The Great Lakes represent one-fifth of the entire world’s fresh surface water. Thirty percent of the Canadian population lives in the Great Lakes basin, as do 10 percent of Americans. And yet, for whatever reason, no one wondered how the Great Lakes were doing when it comes to plastic contamination. As it turns out, they’re not doing so great.
For the past decade or so, the public imagination has been swept up by the tale of the Great Pacific Garbage Patch, a sprawling region in the central North Pacific ocean littered with plastic debris—mostly small pellets of highly eroded material that became trapped in a vast rotating ocean circulation known as the North Pacific Gyre.
An as-of-yet unpublished study by researchers from the State University of New York – Fredonia, led by chemist Sherri Mason, found that three of the five Great Lakes—Erie, Huron and Superior—had plastic contamination that, in the worst cases, outpaces those of the Great Pacific Garbage Patch. The Toronto Star:
Two of the 21 samples they collected contained 600,000 plastic pieces per square kilometre — nearly twice as much as the highest plastic count ever recorded in the infamous Great Pacific Garbage Patch.
“Those are very high counts,” Mason said.
The team’s least-polluted sample contained 600 pieces per square kilometre.
The plastic particles were typically smaller than those found in the Pacific, being less than 5 millimeters wide in general.
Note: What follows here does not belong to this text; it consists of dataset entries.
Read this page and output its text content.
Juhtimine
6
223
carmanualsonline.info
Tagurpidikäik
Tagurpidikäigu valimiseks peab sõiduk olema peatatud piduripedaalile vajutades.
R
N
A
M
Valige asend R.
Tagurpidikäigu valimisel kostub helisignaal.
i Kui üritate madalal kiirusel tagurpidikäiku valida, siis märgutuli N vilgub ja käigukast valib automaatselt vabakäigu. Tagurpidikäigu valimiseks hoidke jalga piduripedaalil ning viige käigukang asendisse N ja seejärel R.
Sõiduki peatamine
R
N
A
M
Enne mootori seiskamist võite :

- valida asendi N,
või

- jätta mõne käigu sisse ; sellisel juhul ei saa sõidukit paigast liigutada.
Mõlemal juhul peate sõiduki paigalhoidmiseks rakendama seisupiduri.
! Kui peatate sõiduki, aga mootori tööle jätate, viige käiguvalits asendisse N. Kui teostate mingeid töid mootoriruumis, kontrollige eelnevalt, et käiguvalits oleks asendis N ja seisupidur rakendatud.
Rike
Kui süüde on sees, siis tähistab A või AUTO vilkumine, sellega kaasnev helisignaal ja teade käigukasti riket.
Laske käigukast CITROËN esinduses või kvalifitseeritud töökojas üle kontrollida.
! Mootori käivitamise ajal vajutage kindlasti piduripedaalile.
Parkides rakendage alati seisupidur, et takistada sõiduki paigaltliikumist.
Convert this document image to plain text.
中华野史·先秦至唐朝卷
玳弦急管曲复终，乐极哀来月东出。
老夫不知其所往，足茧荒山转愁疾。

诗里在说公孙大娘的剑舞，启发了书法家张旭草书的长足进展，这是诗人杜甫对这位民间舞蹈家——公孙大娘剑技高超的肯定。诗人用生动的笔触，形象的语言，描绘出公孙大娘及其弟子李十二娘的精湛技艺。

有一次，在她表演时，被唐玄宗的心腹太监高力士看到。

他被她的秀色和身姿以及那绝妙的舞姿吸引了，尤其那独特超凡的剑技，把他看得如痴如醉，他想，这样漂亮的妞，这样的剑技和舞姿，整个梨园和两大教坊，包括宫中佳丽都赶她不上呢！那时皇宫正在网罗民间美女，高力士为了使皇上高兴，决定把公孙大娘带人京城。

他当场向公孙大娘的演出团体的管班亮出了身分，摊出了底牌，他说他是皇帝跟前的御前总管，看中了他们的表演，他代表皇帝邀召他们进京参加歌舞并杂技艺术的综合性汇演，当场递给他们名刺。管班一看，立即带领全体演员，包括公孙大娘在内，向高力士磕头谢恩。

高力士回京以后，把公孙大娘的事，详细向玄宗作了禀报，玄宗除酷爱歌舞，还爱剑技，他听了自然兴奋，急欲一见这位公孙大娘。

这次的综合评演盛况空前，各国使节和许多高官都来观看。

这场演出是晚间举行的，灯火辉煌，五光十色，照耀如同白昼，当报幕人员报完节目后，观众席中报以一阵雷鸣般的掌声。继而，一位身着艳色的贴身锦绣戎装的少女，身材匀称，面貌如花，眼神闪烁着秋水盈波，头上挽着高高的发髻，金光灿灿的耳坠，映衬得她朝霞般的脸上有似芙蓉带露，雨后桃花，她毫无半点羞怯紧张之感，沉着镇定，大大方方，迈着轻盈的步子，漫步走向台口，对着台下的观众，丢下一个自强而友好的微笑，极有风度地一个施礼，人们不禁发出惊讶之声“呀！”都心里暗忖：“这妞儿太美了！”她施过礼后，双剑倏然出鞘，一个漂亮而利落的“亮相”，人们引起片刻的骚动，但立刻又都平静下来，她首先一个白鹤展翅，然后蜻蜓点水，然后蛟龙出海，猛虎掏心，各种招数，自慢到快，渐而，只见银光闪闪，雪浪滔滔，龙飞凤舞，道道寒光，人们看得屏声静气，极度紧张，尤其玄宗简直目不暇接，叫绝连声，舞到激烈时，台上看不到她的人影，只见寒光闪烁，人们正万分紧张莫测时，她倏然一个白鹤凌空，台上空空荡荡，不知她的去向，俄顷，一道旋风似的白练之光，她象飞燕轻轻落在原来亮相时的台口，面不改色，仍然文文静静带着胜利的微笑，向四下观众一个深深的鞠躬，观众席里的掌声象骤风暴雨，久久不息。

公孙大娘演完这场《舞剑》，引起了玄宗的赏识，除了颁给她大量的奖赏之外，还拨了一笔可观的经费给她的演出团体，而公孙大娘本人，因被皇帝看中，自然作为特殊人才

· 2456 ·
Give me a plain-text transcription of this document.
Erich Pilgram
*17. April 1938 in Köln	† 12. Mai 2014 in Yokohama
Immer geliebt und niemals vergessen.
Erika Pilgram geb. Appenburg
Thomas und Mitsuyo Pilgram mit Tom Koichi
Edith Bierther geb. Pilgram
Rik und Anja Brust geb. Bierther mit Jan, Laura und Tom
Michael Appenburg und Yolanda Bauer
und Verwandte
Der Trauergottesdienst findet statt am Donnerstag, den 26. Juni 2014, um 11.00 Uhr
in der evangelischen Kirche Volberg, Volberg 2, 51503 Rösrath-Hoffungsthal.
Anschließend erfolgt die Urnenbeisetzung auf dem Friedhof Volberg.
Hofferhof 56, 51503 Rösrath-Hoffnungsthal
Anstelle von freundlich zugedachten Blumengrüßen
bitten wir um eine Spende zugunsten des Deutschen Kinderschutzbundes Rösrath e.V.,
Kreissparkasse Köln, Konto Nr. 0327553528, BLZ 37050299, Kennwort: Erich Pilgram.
This means that, though there may be more plastic pieces in some cases, the total mass of plastic is smaller. But still, that may not be a good thing. The Windsor Star:
Small plastic particles are particularly problematic because small animals and fish can eat them, potentially affecting the entire food chain as bigger animals eat those animals.
“You don’t find microplastic in the ocean like we did in the lakes,” Mason said. “Somewhere in between there it disappears, and we want to know where it’s going.”
Mason and her colleagues think that the microplastics could be washing up on beaches, or that it may be entering the food chain if consumed by microorganisms or fish. “There’s this uncertainty right now, so one of the next things we have to do is get out on a boat and look at the food chain to see if the plastic shows up,” Mason said.
Since the study has not yet been published, the specific details of the findings aren’t locked in yet. And follow-up research certainly needs to be done to figure out where the plastic came from and what effect, if any, it is having on the Great Lakes ecosystem. But the main result, that there are huge concentrations of teeny plastic pellets floating in the Great lakes, probably isn’t going anywhere. Neither, for that matter, are the plastic pellets.